2. Les caractères de l'être vivant


Avec l'être vivant, le tout est la condition des parties. Ceci nous permet de remarquer que tout être vivant suppose une unité interne (les parties disparaissent lorsque le tout dépérit). Dès lors, une remarque s'impose : cette individualité exprimée par l'unité interne n'est pas générale. En effet, dans le domaine végétal, la bouture représente une partie qui donne une totalité.

D'autre part, l'être vivant illustre une formule d'organisation qui est propre à chaque espèce (par exemple, la température spécifique de chaque espèce).

En outre, le vivant présente le phénomène de la nutrition et de la régénération. Il assimile la matière brute à sa propre substance et, par cicatrisation, il peut reconstituer les tissus détruits.

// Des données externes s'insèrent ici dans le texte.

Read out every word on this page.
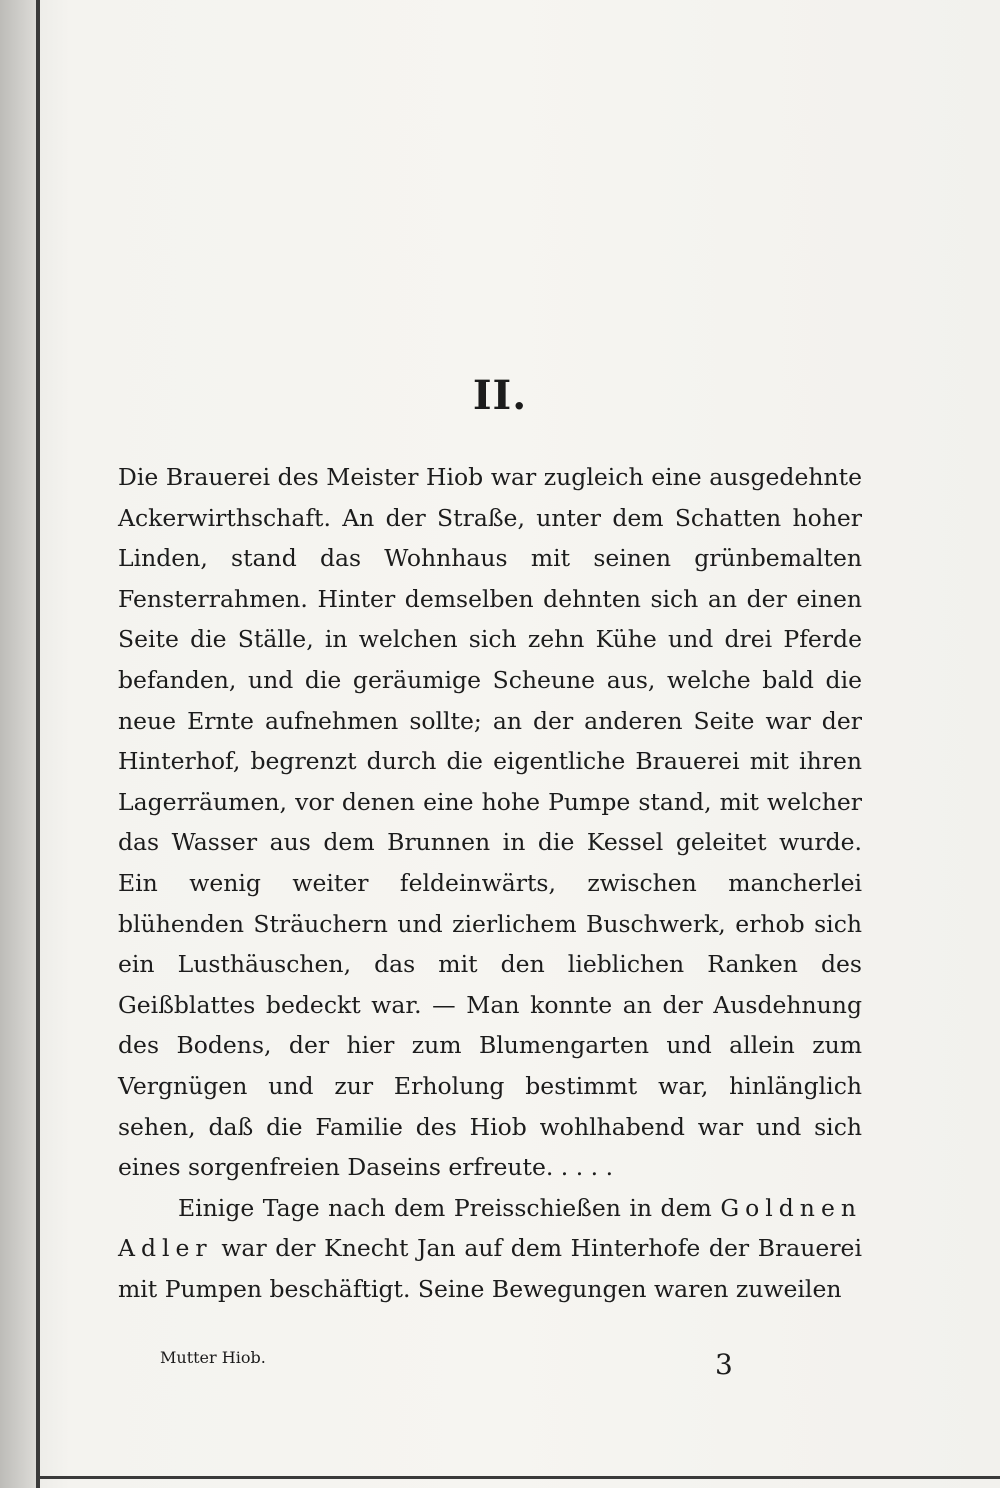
II.

Die Brauerei des Meister Hiob war zugleich eine ausgedehnte Ackerwirthschaft. An der Straße, unter dem Schatten hoher Linden, stand das Wohnhaus mit seinen grünbemalten Fensterrahmen. Hinter demselben dehnten sich an der einen Seite die Ställe, in welchen sich zehn Kühe und drei Pferde befanden, und die geräumige Scheune aus, welche bald die neue Ernte aufnehmen sollte; an der anderen Seite war der Hinterhof, begrenzt durch die eigentliche Brauerei mit ihren Lagerräumen, vor denen eine hohe Pumpe stand, mit welcher das Wasser aus dem Brunnen in die Kessel geleitet wurde. Ein wenig weiter feldeinwärts, zwischen mancherlei blühenden Sträuchern und zierlichem Buschwerk, erhob sich ein Lusthäuschen, das mit den lieblichen Ranken des Geißblattes bedeckt war. — Man konnte an der Ausdehnung des Bodens, der hier zum Blumengarten und allein zum Vergnügen und zur Erholung bestimmt war, hinlänglich sehen, daß die Familie des Hiob wohlhabend war und sich eines sorgenfreien Daseins erfreute. . . . .

Einige Tage nach dem Preisschießen in dem Goldnen Adler war der Knecht Jan auf dem Hinterhofe der Brauerei mit Pumpen beschäftigt. Seine Bewegungen waren zuweilen

Mutter Hiob.	3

Enfin, la propriété essentielle de la vie est la reproduction qui n’a aucun équivalent connu dans la matière. La reproduction, hormis le cas de la parthénogenèse, a sa raison d’être dans l’acte sexuel : « L’exercice de ses fonctions sexuelles pose à l’homme des problèmes plus troublants que la suite infinie des nombres entiers. Tous les problèmes biologiques à partir de cela sont des problèmes grevés de surdétermination affective. » Canguilhem (1904-1995)

Ces différents caractères nous permettent de penser, comme Claude Bernard (1813-1878), que le vivant exprime « une idée directrice » qui l’amène à se conserver, à se développer et à se reproduire. Cette conservation se fait dans un milieu. La réalité individuelle de l’être vivant ne cesse donc pas à ses frontières épidermiques et ne commence pas à la cellule ; elle entretient un rapport fonctionnel avec le milieu. D’origine mécanique, le terme de milieu est considéré comme ce qui explique le vivant : ainsi la lumière expliquerait-elle le phototropisme. Cette action du milieu sur le vivant se retrouve chez Auguste Comte (1798-1857) qui a failli adopter une conception dialectique des rapports entre l’organisme et le milieu comme « un conflit de puissances ». Ainsi pensait-il que « le système ambiant ne saurait modifier l’organisme sans que celui-ci, à son tour, n’exerce sur lui une influence correspondante. » Auguste Comte finit toutefois par poser mathématiquement le problème biologique : « Dans un milieu donné, un organe donné, trouver la fonction. »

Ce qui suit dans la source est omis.